Motywacją jest dla mnie to, że przez 1.5miesiąca udało mi się schudnąć 10kg (chociaż schudnąć to za dużo powiedziane, bo waga i tak wróciła prawie).
Może niektórym się to nie podobać, ale jestem w stanie prawie się głodować byle by tylko zobaczyć 47kg 1 marca.
To jest mój cel.
Kolejną motywacją jesteście dla mnie Wy, cieszę się że się nie poddajecie.
Moja przyjaciółka dowiedziała się 4dni temu że ma kamienie na woreczku żółciowym i musi być na diecie. M.in. 3 miesiące bez słodyczy, stwierdziłam, że jej pomogę i sama przez ten czas nic nie ruszę. Dziś zjadłam 2 łyżeczki miodu, za co zrobiłam sobie karę - 500półbrzuszków. Łącznie 1000 ich wyszło dziś + 1godz roweru. ( z tym rowerem będzie trochę ciężko, bo jest w piwnicy i mam tam tylko radio, zdecydowanie lepiej by było jakby się coś oglądało, ale dam radę).
Kilka postanowień:
1) Do 1 marca nie jem słodyczy, wyjątkiem jest miód, ale karam się za niego 1 łyżeczka - 250półbrzuszków
2) Przynajmniej 4 razy w tygodniu 1godz jazdy rowerem
3) Codziennie min. 500 półbrzuszków
4) Chodzę spać nie później niż o 23
5) Od stycznia kupuję karnet na siłownię i zaczynam biegać znów
6) Wychodzić często na długie spacery
Wiem, że idą święta, gdzie będzie pełno jedzenia, ale już teraz sobie zaczynam powtarzać, że nawet na wigilię nic nie ruszę. Będzie wojna z mamą, ale to moja sprawa.

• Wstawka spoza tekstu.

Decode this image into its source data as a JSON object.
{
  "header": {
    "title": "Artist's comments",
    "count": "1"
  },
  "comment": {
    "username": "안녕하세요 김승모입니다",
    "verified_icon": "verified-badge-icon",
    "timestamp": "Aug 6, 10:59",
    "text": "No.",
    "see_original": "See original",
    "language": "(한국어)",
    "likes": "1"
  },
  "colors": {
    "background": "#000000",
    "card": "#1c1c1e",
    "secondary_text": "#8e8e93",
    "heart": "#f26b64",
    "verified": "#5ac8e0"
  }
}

Od połowy stycznia zaczynam ferie, więc mam nadzieję, że te 2tygodnie spędzę bardzo aktywnie.
I cel - 53kg (30.12.)
II cel - 50kg (31.01.)
III cel - 47kg (1.03.)
Zdjęcie- tak to ja, co prawda z wakacji sprzed roku, ale teraz wyglądam mniej więcej tak samo.